All three sliders of each sliding window are pushed to the trained CTR-GC model for action recognition. The prediction model is implemented with a batch size of three to improve the computational efficiency. After the prediction step, an action class with the highest mean confidence of three predictions is voted to be recognized.

Fig. 2.
figure 2

Illustration of the sliding window for detecting start-to-finish duration of an action [8].

The CTR-GC [7] backbone was trained for the action model using our collected daset. Unlike many published works, where 3D pose is used, in our work, only 2D pose is used. The use of 2D pose is so meaningful that, in most practical applications, 2D cameras are often used. The use of 2D cameras can expand the field of view and does not require complex processing algorithms like 3D cameras. Table 1 shows statistics from our self-generated dataset. The dataset was created using videos from NTU [5] as well as our own self-created videos on two different testbeds. The videos are recorded with full-HD resolution of 1920x1080 and 15FPS. In our testbeds, each testbed has four cameras, which are arranged at different viewpoints and heights. Each testbed is setup in a different location to add variety to the dataset. The number of videos for each class of action is listed in Table 1. Depending on the type of action, the video takes 2–5 s to complete.

Table 1. Statistics of pose dataset for fine-tuning the CTR-GC model.

The generated videos are then fed into the Yolov7-Pose model, which detects and estimates the pose. It should be noted that the pose is 2D and has a skeleton of 17 keypoints that are fitted to the COCO dataset format [10]. After this step, a pose dataset is obtained and further used for the training process of the CTR-GC model. This model is trained from scratch, where the dataset obtained from NTU and testbed1 is used for the training and that of testbed2 is used for the testing. The trained model is customized so that the input must align with the MS-COCO dataset format and the output has six classes of actions.
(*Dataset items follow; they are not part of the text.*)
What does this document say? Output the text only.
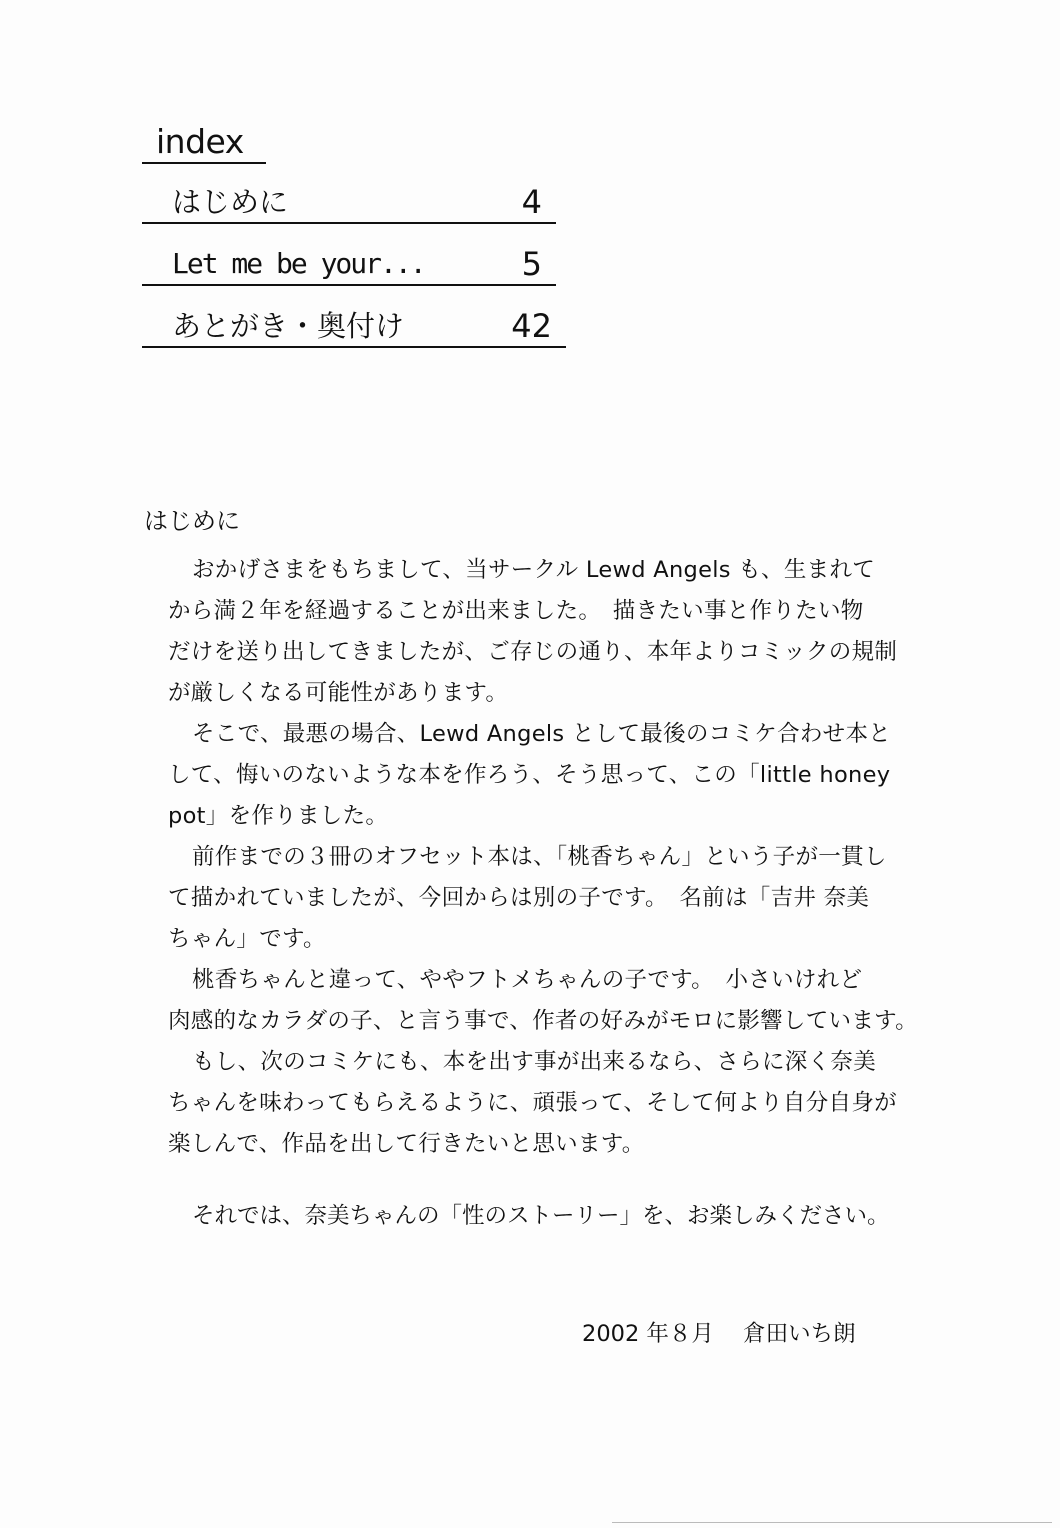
index
はじめに	4
Let me be your...	5
あとがき・奥付け	42
はじめに

おかげさまをもちまして、当サークル Lewd Angels も、生まれて
から満２年を経過することが出来ました。　描きたい事と作りたい物
だけを送り出してきましたが、ご存じの通り、本年よりコミックの規制
が厳しくなる可能性があります。

そこで、最悪の場合、Lewd Angels として最後のコミケ合わせ本と
して、悔いのないような本を作ろう、そう思って、この「little honey
pot」を作りました。

前作までの３冊のオフセット本は、「桃香ちゃん」という子が一貫し
て描かれていましたが、今回からは別の子です。　名前は「吉井 奈美
ちゃん」です。

桃香ちゃんと違って、ややフトメちゃんの子です。　小さいけれど
肉感的なカラダの子、と言う事で、作者の好みがモロに影響しています。

もし、次のコミケにも、本を出す事が出来るなら、さらに深く奈美
ちゃんを味わってもらえるように、頑張って、そして何より自分自身が
楽しんで、作品を出して行きたいと思います。

それでは、奈美ちゃんの「性のストーリー」を、お楽しみください。
2002 年８月 倉田いち朗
The overall processing pipeline is deployed on a workstation computer having configuration of 16GB RAM, CPU Intel(R) Core (TM) i7–10700 CPU @ 2.90GHz, and a computation accelerated card GPU NVIDIA RTX 3060 12GB RAM. The used models are converted to suitable format to be able be computationally accelerated on Nvida’s hardware via the TensorRT framework. The processing pipeline is coded by C++ and also the OpenCV library is used.

3 Results and Discussions

The use of Yolov7-Pose has the advantage of detecting people and estimating their corresponding poses in a single inference. This will reduce the computational time significantly. In traditional methods, two separate steps, including human detection and pose estimation, must be performed. An evaluation of the traditional methods was also performed, where the Yolov5s [11] was used for the human detection and the HRNet-w48 [12] was used for the pose estimation. The two approaches are evaluated on the MS-COCO dataset, which has 5000 images of different types of objects. The evaluation results are shown in Table 2. The object detection model is evaluated based on the benchmark average precision (AP) with a threshold of intersection over union (IoU) ranging from 0.5 to 0.95. Similarly, in the pose estimation, the benchmark object keypoint similarity (OKS) with a threshold is used.
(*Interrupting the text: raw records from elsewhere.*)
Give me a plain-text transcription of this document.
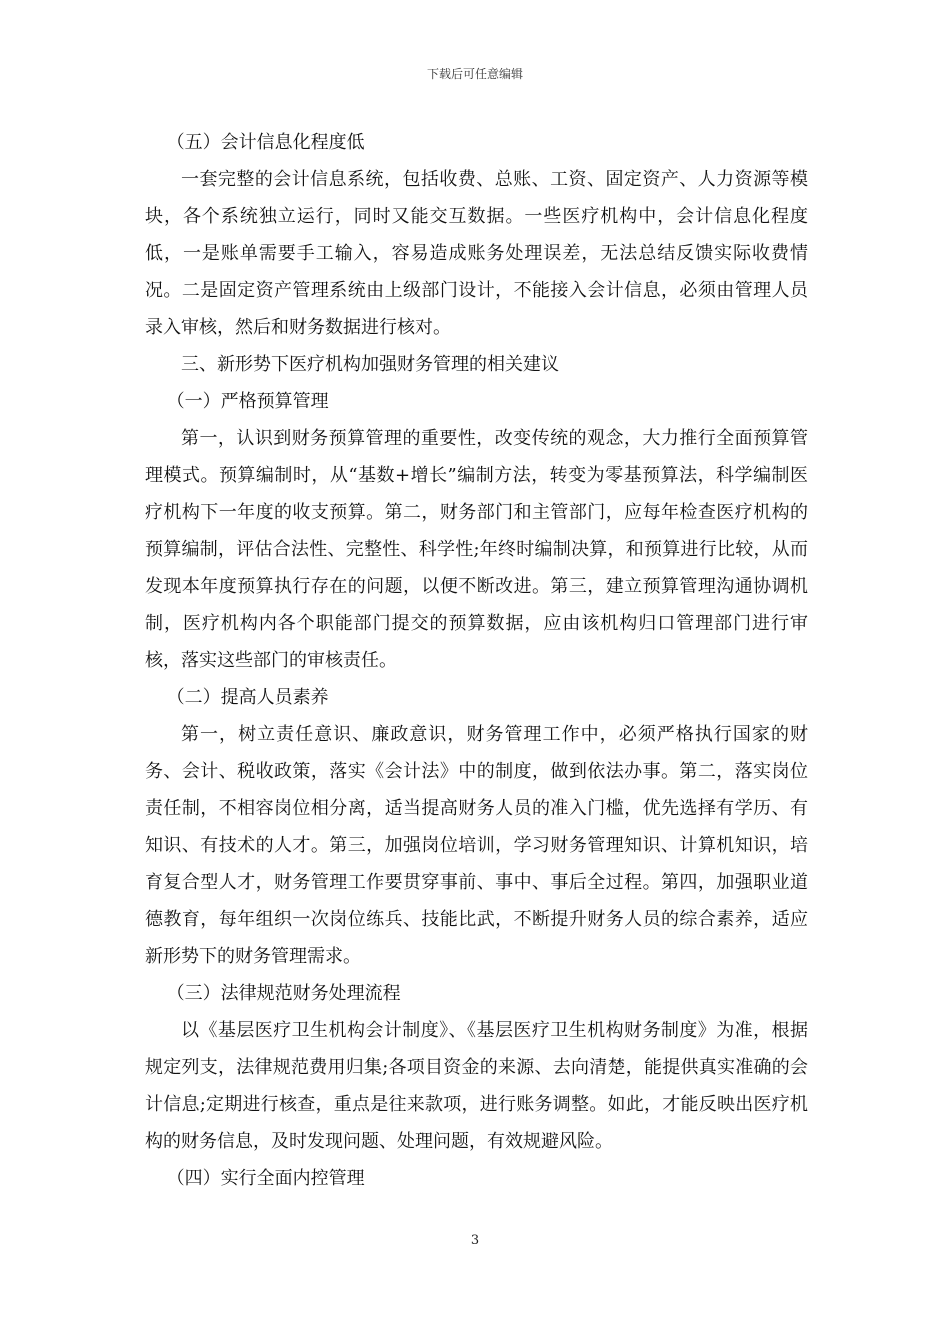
下载后可任意编辑

（五）会计信息化程度低

一套完整的会计信息系统，包括收费、总账、工资、固定资产、人力资源等模块，各个系统独立运行，同时又能交互数据。一些医疗机构中，会计信息化程度低，一是账单需要手工输入，容易造成账务处理误差，无法总结反馈实际收费情况。二是固定资产管理系统由上级部门设计，不能接入会计信息，必须由管理人员录入审核，然后和财务数据进行核对。

三、新形势下医疗机构加强财务管理的相关建议

（一）严格预算管理

第一，认识到财务预算管理的重要性，改变传统的观念，大力推行全面预算管理模式。预算编制时，从“基数+增长”编制方法，转变为零基预算法，科学编制医疗机构下一年度的收支预算。第二，财务部门和主管部门，应每年检查医疗机构的预算编制，评估合法性、完整性、科学性;年终时编制决算，和预算进行比较，从而发现本年度预算执行存在的问题，以便不断改进。第三，建立预算管理沟通协调机制，医疗机构内各个职能部门提交的预算数据，应由该机构归口管理部门进行审核，落实这些部门的审核责任。

（二）提高人员素养

第一，树立责任意识、廉政意识，财务管理工作中，必须严格执行国家的财务、会计、税收政策，落实《会计法》中的制度，做到依法办事。第二，落实岗位责任制，不相容岗位相分离，适当提高财务人员的准入门槛，优先选择有学历、有知识、有技术的人才。第三，加强岗位培训，学习财务管理知识、计算机知识，培育复合型人才，财务管理工作要贯穿事前、事中、事后全过程。第四，加强职业道德教育，每年组织一次岗位练兵、技能比武，不断提升财务人员的综合素养，适应新形势下的财务管理需求。

（三）法律规范财务处理流程

以《基层医疗卫生机构会计制度》、《基层医疗卫生机构财务制度》为准，根据规定列支，法律规范费用归集;各项目资金的来源、去向清楚，能提供真实准确的会计信息;定期进行核查，重点是往来款项，进行账务调整。如此，才能反映出医疗机构的财务信息，及时发现问题、处理问题，有效规避风险。

（四）实行全面内控管理

3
The results show that, for the pose estimation task, with a threshold of 0.5, the discrepancy between the two approaches is very small (89.2 vs. 90.4). In contrast, at thresholds from 0.5 to 0.95, the mAP of HRNet-w48 is significantly higher. This is due to the fact that the image input size of the two approaches differs. With the HRNetw48, the image size is only 384x288 while that of the Yolov7-Pose is 640x640. This leads to the error in the Yolo7-Pose becoming higher. However, for the object detection task, the Yolov7-Pose outperforms the Yolov5s.
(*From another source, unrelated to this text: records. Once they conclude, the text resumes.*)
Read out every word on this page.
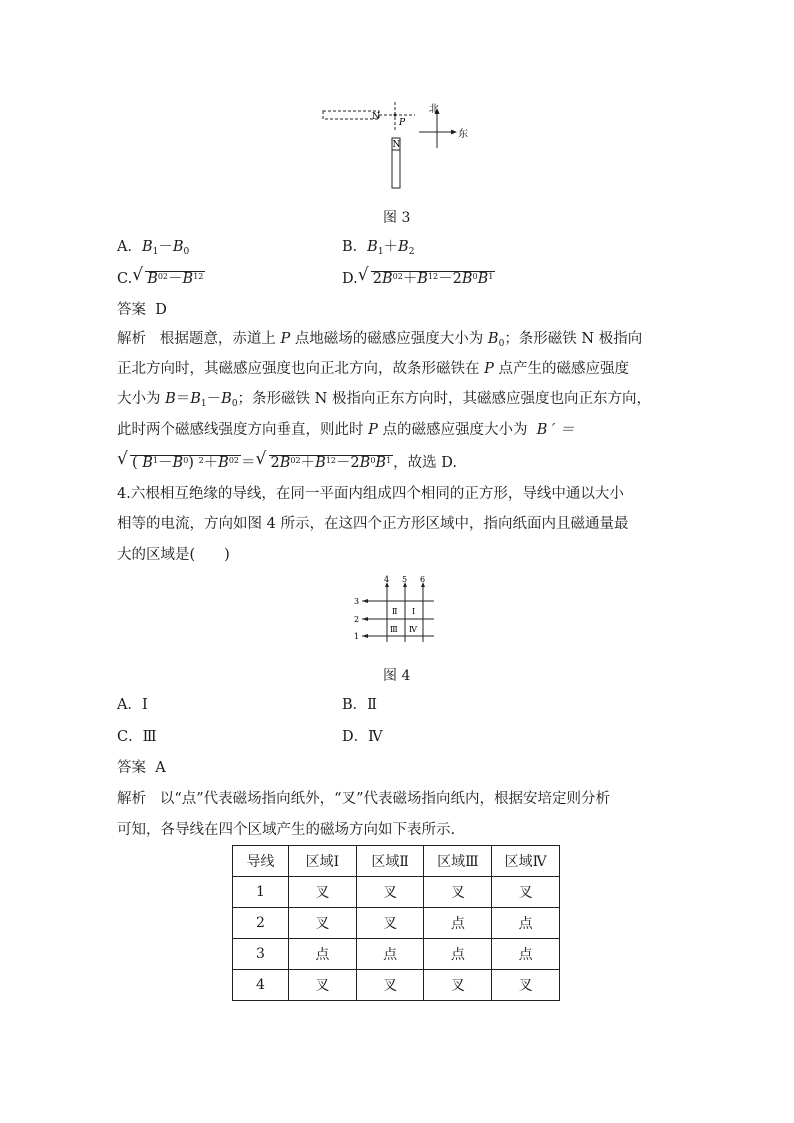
N
P
N
北
东
图 3
A．$B_1-B_0$	B．$B_1+B_2$
C. √ $B^{02}-B^{12}$	D. √ $2B^{02}+B^{12}-2B^0B^1$
答案 D
解析 根据题意，赤道上 P 点地磁场的磁感应强度大小为 $B_0$；条形磁铁 N 极指向
正北方向时，其磁感应强度也向正北方向，故条形磁铁在 P 点产生的磁感应强度
大小为 $B=B_1-B_0$；条形磁铁 N 极指向正东方向时，其磁感应强度也向正东方向，
此时两个磁感线强度方向垂直，则此时 P 点的磁感应强度大小为 B ′ ＝
√ ( $B^1-B^0$) $^2+B^{02}$ ＝ √ $2B^{02}+B^{12}-2B^0B^1$ ，故选 D.
4.六根相互绝缘的导线，在同一平面内组成四个相同的正方形，导线中通以大小
相等的电流，方向如图 4 所示，在这四个正方形区域中，指向纸面内且磁通量最
大的区域是(　　)
4 5 6
3
2
1
Ⅱ Ⅰ
Ⅲ Ⅳ
图 4
A．Ⅰ	B．Ⅱ
C．Ⅲ	D．Ⅳ
答案 A
解析 以“点”代表磁场指向纸外，“叉”代表磁场指向纸内，根据安培定则分析
可知，各导线在四个区域产生的磁场方向如下表所示.
导线	区域Ⅰ	区域Ⅱ	区域Ⅲ	区域Ⅳ
1	叉	叉	叉	叉
2	叉	叉	点	点
3	点	点	点	点
4	叉	叉	叉	叉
It is noticed that the results in Table 2 are obtained based on the evaluation of the MS-COCO dataset, in which objects and their poses are quite easy to detect and estimate. In practical applications, there are several challenging conditions that must be overcome. Thus, the two approaches must be evaluated based on challenging data to verify their robustness and accuracy. In our self-generated dataset from testbeds 1 and 2, challenging conditions are added. As illustrated in Fig. 3, images with very poor lighting conditions (infra-red mode) of humans with partial or occluded appearances are included. Furthermore, scenarios about different shooting angles, including from far to close, diagonal angles, hard-to-see, and the variety of ways to generate actions, are considered. It is demonstrably demonstrated that using Yolov7-Pose with the challenging dataset is far more robust than HRNet-w48. As can be seen in Fig. 4, the HRNet-w48 fails to estimate the pose, whereas the Yolov7-Pose performs much better. One key advantage of the Yolov7-Pose is that it is very computationally efficient and requires only 10 ms for estimating all poses in the image, whereas HRNet-w48 needs 20 ms for a single pose. If the image contains several poses, the computational time will be longer. Compared to other works [13,14,15], the use of Yolovv7-Pose has the best performance in terms of accuracy and computational efficiency, especially for challenging conditions like occluded and partial bodies.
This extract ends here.